Campbell added that he personally had been considering stepping down and letting someone else take over his role before this vote was held.

In 2020, they were forced to cancel just 10 days before the festival was to begin. Then they were forced to cancel again in 2021 and now 2022. This seemed like a good time to do this with the festival having had to cancel the event for the third consecutive year.

However, the show will go on, in 2023. Brandon University has agreed to take over the administration and running of a new event with a new format.

“It’s a natural passing of the torch because the festival was held on the university campus and many in the public believed the university already ran the festival,” Campbell said.

This will give the university plenty of lead time to develop a new format for the festival, he said.

A news release stated Greg Gatien, dean of the School of Music at Brandon University, and Jazz and Contemporary Popular Music faculty members Eric Platz, Marika Galea and Ken Gold will be responsible for the new event.

Held every year on the third weekend in March, the festival started in 1983 as an educational event for students. Groups were brought in from around Manitoba, Ontario and the United States to run workshops, have groups play and be adjudicated by experts in the genre.

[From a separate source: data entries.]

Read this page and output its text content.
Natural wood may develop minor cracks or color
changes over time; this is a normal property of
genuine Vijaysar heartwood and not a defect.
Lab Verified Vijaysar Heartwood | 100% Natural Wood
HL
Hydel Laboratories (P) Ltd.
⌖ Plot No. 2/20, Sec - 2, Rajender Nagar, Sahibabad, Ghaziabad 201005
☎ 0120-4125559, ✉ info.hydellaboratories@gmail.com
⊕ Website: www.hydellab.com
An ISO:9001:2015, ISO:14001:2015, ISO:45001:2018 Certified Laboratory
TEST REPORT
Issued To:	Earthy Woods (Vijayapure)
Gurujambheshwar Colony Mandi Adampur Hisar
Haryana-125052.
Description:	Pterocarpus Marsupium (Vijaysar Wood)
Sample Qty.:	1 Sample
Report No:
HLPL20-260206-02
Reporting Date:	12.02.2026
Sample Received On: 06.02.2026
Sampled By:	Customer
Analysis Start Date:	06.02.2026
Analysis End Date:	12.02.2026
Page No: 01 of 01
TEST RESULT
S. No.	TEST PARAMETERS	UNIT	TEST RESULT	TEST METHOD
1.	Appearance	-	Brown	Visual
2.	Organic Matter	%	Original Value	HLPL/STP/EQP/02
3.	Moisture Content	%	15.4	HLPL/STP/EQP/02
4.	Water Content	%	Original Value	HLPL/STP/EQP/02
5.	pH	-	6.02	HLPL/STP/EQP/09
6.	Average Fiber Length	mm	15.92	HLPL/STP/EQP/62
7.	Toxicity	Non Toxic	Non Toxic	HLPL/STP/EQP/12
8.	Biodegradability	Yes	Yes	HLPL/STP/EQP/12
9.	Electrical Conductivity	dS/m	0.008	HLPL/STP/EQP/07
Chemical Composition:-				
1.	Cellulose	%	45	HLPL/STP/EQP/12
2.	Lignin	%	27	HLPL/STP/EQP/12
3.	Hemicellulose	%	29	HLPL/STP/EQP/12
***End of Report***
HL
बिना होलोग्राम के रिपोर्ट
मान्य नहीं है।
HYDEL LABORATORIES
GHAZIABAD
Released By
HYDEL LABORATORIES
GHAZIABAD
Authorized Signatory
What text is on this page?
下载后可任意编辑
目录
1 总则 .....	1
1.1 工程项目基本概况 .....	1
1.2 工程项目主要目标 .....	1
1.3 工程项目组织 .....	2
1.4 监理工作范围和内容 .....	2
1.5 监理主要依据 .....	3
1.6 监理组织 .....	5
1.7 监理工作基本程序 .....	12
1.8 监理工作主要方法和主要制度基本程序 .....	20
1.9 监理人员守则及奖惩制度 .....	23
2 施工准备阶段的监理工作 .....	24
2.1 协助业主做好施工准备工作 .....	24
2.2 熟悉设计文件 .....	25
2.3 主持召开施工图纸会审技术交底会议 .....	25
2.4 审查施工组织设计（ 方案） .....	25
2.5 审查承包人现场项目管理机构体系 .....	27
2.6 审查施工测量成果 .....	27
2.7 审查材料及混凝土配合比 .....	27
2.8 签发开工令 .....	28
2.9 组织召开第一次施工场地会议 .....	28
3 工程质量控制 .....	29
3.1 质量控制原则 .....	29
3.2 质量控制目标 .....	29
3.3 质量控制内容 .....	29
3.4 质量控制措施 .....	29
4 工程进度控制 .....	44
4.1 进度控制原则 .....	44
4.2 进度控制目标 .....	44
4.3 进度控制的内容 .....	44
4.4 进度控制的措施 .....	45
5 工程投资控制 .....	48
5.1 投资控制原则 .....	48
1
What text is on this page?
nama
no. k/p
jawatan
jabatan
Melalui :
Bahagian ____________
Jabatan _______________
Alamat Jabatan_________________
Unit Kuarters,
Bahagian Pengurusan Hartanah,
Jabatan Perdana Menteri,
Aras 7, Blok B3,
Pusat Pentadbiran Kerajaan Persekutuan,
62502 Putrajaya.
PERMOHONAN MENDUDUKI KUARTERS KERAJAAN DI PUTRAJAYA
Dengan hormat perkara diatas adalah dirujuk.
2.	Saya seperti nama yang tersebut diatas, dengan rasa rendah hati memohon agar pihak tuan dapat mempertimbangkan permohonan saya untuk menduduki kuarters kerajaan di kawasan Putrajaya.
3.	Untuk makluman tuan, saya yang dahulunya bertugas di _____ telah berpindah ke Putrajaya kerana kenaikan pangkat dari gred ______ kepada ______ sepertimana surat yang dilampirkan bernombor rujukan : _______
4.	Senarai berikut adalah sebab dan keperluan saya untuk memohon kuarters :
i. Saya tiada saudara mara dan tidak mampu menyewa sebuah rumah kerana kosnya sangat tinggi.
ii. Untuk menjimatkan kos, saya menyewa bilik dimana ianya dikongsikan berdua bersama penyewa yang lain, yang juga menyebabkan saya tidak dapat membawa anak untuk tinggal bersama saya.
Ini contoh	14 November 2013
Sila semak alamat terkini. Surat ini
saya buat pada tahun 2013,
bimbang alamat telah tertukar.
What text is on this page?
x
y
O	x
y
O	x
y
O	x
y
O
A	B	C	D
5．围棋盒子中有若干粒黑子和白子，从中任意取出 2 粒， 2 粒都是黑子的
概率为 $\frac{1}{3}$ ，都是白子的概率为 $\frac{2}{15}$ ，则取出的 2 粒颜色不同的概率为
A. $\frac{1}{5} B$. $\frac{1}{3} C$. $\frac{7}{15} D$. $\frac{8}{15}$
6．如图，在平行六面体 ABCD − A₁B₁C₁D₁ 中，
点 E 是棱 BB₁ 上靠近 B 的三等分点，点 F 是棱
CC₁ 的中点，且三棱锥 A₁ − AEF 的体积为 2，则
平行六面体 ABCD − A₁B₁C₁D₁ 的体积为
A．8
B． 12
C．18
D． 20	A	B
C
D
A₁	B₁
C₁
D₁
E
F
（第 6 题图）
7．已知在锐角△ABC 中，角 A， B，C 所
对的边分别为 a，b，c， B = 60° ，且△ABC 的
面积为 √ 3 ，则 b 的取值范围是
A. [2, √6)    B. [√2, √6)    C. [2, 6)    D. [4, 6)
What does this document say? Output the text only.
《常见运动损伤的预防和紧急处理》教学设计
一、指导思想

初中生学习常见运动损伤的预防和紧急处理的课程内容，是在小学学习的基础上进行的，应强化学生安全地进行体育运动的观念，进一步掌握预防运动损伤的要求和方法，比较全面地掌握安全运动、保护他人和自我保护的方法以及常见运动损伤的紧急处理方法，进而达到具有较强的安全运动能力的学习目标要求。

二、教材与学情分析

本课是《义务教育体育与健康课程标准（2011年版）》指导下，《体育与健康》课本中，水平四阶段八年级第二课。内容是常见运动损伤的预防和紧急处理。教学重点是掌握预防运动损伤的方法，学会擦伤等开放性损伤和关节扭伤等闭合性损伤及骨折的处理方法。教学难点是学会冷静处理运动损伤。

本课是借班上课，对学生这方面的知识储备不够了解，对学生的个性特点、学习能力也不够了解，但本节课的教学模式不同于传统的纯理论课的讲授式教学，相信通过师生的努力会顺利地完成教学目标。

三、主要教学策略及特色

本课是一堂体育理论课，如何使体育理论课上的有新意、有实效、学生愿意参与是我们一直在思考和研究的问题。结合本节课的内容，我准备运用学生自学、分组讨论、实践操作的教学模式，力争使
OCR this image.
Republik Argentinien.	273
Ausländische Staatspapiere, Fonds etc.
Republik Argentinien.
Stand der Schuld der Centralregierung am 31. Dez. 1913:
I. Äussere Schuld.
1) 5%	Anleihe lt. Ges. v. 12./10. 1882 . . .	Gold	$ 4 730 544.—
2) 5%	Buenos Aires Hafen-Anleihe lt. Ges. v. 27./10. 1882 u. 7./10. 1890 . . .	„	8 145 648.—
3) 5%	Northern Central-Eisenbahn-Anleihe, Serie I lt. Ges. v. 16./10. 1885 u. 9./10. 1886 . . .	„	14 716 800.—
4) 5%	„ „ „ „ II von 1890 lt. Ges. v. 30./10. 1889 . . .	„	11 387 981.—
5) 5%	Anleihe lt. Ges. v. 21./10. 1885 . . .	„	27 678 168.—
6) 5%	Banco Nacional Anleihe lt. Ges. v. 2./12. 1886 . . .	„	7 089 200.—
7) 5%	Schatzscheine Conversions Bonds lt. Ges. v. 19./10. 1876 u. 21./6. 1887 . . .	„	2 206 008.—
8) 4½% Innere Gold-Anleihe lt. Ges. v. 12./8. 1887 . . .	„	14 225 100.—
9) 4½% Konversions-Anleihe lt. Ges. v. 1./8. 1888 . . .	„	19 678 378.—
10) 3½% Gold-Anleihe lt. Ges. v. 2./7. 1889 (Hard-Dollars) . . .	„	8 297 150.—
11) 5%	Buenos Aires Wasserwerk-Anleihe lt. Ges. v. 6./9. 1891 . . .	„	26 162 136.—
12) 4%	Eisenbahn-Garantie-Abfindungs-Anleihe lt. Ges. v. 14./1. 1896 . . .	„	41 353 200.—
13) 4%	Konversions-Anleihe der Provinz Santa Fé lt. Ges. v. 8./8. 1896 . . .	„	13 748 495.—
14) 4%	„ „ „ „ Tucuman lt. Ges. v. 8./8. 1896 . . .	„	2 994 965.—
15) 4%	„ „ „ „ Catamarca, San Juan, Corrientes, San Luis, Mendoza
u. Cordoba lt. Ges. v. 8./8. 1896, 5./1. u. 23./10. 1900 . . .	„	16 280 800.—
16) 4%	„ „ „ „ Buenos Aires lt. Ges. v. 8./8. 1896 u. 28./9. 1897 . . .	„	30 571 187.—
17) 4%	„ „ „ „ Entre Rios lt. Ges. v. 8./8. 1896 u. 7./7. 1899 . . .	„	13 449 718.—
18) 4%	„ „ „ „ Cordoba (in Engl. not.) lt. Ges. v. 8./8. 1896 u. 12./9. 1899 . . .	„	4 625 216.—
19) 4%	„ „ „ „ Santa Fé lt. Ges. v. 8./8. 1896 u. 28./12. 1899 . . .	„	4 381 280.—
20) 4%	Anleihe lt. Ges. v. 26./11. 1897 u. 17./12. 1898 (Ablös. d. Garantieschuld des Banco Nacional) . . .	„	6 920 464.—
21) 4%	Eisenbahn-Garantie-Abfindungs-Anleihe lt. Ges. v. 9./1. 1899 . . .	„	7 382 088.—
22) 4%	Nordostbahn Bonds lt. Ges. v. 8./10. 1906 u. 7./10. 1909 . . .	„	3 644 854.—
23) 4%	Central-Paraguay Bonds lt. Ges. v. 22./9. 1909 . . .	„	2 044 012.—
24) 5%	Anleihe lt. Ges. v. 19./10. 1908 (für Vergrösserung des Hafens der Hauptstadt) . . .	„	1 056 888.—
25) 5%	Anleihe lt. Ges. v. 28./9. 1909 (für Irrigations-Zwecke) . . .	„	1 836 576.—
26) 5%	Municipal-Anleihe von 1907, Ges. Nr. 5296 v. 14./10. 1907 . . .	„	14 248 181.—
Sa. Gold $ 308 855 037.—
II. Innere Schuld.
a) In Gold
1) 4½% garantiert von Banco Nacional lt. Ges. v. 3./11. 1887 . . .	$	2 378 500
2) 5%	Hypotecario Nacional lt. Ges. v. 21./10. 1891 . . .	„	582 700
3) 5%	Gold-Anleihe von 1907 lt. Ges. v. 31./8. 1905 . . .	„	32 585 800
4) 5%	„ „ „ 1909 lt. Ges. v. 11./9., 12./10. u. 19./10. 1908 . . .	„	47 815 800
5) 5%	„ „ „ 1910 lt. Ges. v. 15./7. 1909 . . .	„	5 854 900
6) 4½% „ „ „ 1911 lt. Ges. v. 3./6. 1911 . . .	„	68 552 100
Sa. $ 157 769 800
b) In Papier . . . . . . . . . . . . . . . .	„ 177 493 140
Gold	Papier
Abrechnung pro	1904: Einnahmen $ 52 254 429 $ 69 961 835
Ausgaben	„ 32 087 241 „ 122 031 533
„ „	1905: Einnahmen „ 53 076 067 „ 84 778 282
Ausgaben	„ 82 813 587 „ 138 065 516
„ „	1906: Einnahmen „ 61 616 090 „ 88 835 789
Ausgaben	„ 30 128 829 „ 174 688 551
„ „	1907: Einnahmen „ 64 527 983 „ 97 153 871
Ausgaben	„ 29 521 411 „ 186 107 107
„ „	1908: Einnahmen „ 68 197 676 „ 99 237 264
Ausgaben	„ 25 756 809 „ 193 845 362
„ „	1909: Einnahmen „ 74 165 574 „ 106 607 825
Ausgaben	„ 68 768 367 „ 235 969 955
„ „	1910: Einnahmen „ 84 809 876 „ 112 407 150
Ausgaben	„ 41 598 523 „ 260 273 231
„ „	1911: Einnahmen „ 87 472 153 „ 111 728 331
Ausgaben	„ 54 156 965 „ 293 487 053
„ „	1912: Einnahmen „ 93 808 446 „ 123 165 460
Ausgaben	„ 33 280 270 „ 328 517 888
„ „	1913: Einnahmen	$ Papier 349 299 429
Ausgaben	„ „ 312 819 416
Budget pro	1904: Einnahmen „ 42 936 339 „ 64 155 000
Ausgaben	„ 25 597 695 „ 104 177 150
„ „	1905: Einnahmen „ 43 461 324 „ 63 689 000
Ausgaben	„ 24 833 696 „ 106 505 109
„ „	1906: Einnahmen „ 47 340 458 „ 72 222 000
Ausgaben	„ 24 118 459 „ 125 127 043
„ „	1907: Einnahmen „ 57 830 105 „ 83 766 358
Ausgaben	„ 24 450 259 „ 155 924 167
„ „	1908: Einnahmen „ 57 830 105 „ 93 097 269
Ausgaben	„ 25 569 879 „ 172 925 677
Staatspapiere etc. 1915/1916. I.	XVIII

Campbell said looking at archived programs, he calculates between 13,000 to 14,000 students went through the festival. He added they had been missing one program, but a member of the public came forward with a copy and their archives are now complete.

The release also said the corporation and its members wish to thank all the many directors, groups, adjudicators and performers for their support since 1983 when the festival started with 12 groups and two adjudicators, Phil Nimmons and Don Clark.